Now that the dust has settled on the hysteria surrounding SB 1062, Arizona’s failed religious freedom bill (widely dubbed the “anti-gay bill” by the press), Ramesh Ponnuru clarifies the controversy:
Political journalists tend to accept social liberals’ framing of issues, their terminology, and their claims, and to believe the worst about social conservatives. In the Arizona debate, these tendencies manifested in widespread reports that the bill authorized businesses to refuse to serve gay people who wanted to be their customers and in the labeling of the legislation as “anti-gay.”
Headlines in the New York Times, the Washington Post, USA Today, and many other outlets either used that label or repeated that claim. In their limited defense, the proximate reason for the legislation does have to do with homosexuality: Conservatives were concerned that without the law, business owners who object to same-sex marriage might be forced to take actions they regard as participating in, facilitating, or condoning it. They were moved by cases such as one in neighboring New Mexico, where a wedding photographer was punished for refusing to serve a same-sex commitment ceremony.
The legislation itself, however, did not mention gays, homosexuality, or same-sex marriage, and largely tracked the federal Religious Freedom Restoration Act (RFRA): a law that was enacted by large bipartisan majorities that included many liberals and was signed by President Clinton in 1993 [and was not prompted by a situation dealing with sexual orientation]. It would not have authorized business owners to turn away gay customers—which, by the way, is something Arizona law already allows but that businesses have not been eager to do. It would not even have authorized bakers to refuse to make a cake for a same-sex wedding, which is a scenario both sides of the debate often mentioned. It would have given those bakers a claim in court but not guaranteed their success with it.

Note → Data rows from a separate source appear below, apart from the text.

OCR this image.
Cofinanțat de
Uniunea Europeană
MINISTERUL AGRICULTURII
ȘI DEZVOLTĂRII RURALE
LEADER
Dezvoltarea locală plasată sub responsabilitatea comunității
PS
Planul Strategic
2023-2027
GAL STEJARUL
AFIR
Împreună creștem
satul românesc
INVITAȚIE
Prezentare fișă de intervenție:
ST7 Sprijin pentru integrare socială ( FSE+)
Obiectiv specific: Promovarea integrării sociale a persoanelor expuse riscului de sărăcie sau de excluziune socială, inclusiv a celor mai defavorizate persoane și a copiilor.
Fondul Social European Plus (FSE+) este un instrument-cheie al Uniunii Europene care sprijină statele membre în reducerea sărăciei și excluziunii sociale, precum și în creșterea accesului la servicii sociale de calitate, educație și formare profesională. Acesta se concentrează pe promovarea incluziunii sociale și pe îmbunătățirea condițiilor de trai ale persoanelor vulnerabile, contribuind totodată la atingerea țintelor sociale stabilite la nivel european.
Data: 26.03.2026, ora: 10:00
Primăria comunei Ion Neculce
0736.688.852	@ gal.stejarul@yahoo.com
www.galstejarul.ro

It’s a significant point to say that sexual orientation in Arizona is not a protected category. In other words, it’s currently not illegal to discriminate against a person because of his or her sexual orientation. This means that the nightmare picture people were painting of the “Jim Crow” situation this bill would create was ridiculous. As Brandon McGinley put it:
That dystopian Arizona with LGBT folks sitting at different lunch counters and forced out of jobs en masse and booted from retail stores? You know, the one promised by LGBT activists, and then by Marriott and Intel and Yelp, and then, implicitly, by John McCain and Mitt Romney and Laura Ingraham? Under Arizona law, that could exist right now. And yet it doesn’t. Because Arizona isn’t full of hordes of cackling Christians plotting an LGBT apartheid state.
Further, in situations such as that of the photographer mentioned above, people aren’t refusing to serve people because of their sexual orientation, they’re refusing to participate in an event that goes against their conscience (see “Refusing to Photograph a Gay Wedding Isn’t Hateful” in The Atlantic).
So what did the bill actually do?
The Arizona bill differed from the federal law [RFRA], and clarified previous state law, in two ways. It explicitly allowed businesses, not just individuals, to make conscience claims in court, and it explicitly allowed the claims to be used against private litigants. Whether the federal law applies in these cases is disputed.
Neither difference would seem to justify labeling the Arizona bill as “anti-gay,” given that almost nobody labels the federal law that way.
During the height of the controversy, 11 law professors (liberals and conservatives) tried to cut through the “anti-gay” rhetoric to explain the bill to Gov. Jan Brewer, but the pressure from the media’s spin on the bill proved to be too much to overcome, and it was vetoed.